商売している人にとっては肝となる部分です。
今朝の日経新聞で、「二重価格」に関する記事が出ていました(「値上げ 変わる食卓の常識4」)。
渋谷区にオープンした飲食店では、日本在住者とインバウンドでコース価格を分けて提供しているようです。
日本在住者が5,980円、インバウンドは6,980円。
こういう値付けは面白いですね。
インバウンドはこの価格でもお手頃と感じてもらえると思うので、理解は得られるのだろうと思います。
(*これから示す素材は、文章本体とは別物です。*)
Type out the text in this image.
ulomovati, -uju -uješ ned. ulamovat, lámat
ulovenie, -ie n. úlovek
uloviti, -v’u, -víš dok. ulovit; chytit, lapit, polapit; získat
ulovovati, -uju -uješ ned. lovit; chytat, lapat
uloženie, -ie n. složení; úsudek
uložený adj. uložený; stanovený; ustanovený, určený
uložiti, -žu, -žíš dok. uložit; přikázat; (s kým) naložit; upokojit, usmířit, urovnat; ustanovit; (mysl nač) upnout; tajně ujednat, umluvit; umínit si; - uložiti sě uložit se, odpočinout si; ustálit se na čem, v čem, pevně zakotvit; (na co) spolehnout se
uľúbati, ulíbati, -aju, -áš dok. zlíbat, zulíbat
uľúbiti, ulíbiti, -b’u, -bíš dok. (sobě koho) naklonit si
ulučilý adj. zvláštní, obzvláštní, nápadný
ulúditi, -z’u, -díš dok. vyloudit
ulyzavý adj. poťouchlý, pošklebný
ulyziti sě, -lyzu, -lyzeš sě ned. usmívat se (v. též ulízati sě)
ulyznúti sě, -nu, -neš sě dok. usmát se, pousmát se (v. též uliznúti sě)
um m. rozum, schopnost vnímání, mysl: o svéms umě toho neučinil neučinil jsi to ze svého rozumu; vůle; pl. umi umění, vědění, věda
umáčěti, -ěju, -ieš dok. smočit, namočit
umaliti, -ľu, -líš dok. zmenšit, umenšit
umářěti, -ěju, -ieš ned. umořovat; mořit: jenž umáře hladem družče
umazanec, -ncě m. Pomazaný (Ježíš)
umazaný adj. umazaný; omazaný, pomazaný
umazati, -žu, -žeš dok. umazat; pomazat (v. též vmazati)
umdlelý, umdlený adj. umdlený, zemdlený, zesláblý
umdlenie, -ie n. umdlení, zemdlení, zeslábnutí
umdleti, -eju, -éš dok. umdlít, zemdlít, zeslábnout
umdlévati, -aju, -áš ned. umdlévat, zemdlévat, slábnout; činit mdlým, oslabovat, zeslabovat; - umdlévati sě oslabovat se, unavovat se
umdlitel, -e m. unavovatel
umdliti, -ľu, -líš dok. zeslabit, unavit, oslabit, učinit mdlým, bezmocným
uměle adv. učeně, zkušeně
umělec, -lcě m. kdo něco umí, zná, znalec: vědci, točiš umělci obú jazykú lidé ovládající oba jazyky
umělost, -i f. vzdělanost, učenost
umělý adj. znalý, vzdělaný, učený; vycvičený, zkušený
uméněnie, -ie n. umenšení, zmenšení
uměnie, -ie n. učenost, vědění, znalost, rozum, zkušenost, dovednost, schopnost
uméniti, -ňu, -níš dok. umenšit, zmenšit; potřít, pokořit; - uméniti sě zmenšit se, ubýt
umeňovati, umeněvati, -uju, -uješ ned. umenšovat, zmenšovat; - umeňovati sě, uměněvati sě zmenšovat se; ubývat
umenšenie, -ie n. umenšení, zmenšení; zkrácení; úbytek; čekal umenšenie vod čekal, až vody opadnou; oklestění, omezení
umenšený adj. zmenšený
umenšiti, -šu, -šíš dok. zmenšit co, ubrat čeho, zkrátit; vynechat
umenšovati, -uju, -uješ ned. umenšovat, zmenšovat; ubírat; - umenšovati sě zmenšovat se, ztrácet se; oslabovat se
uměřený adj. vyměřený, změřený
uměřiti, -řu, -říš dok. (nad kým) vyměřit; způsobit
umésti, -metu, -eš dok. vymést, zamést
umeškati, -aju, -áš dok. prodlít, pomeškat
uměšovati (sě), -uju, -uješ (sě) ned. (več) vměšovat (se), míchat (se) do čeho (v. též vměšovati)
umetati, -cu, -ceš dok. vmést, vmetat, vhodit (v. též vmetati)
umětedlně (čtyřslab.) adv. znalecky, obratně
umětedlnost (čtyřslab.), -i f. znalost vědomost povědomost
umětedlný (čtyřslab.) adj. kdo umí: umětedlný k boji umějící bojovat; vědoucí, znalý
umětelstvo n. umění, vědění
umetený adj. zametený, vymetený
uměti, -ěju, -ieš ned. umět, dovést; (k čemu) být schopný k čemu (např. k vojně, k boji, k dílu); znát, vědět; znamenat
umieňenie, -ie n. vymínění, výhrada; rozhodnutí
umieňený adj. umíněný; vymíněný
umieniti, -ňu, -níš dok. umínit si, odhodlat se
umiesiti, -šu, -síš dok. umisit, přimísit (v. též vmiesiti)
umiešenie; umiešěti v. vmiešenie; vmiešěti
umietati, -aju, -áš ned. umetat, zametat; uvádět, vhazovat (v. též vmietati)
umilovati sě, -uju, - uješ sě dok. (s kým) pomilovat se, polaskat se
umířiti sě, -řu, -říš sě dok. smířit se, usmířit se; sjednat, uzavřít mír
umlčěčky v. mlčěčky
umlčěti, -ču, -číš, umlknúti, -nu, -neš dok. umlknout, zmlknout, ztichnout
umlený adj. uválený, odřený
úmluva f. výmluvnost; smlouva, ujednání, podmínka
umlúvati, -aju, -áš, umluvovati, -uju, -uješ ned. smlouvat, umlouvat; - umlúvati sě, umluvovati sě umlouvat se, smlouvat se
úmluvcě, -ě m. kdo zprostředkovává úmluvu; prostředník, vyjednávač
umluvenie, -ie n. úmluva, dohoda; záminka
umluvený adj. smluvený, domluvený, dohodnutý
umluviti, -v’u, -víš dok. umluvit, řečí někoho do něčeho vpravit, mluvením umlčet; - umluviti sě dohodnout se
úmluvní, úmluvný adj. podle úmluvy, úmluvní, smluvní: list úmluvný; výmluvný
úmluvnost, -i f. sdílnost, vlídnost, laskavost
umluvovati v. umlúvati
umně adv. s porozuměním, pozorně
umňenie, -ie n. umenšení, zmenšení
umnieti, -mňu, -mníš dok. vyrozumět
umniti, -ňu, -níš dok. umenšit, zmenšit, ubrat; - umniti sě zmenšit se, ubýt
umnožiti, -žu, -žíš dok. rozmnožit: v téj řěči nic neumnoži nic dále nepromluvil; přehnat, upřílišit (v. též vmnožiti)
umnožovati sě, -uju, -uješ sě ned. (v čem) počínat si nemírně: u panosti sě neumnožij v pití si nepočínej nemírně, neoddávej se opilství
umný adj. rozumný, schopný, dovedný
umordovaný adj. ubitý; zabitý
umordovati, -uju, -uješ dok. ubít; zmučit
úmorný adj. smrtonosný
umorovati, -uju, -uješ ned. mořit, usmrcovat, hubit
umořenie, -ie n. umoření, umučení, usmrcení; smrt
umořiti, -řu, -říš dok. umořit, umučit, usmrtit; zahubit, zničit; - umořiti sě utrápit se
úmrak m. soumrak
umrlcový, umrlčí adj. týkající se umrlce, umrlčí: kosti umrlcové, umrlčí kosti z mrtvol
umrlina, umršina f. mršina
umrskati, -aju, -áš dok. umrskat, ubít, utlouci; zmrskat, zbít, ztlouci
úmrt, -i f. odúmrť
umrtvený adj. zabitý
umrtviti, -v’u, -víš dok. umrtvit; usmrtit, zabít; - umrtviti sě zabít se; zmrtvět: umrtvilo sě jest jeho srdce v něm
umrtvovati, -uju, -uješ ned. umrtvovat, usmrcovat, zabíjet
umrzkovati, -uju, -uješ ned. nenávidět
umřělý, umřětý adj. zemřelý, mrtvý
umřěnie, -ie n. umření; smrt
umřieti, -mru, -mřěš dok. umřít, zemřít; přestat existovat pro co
ただ、私はこういった二重価格に慣れていないため、少しだけ「不公平感」を感じてしまいます。
接客コストを考えての価格設定ということです。
来店するお客さんに「日本在住ですか? 旅行者ですか?」と確認することもコストになると思うのですが、どのくらい手間になっているのか気になります。
まあ、経営者の本音としては、インバウンドの方が高い価格でも喜んで買ってくれるので、そのボリュームを増やしたいということではないでしょうか。
インバウンドをターゲットに商売している方を支援していて思うのは、どうしても値付けが「日本人視点」になりがちになってしまうということです。
日本人感覚で値付けしてしまうと、インバウンドからすると「安すぎ」になってしまう。
「インバウンド視点」で値付けを考えていくと倍以上の価格でも問題ないケースも多々あります。
それでもその価格帯に抵抗を感じる経営者も少なくはない。
そういうときは、二重価格設定という選択肢を検討しても面白いかもしれません。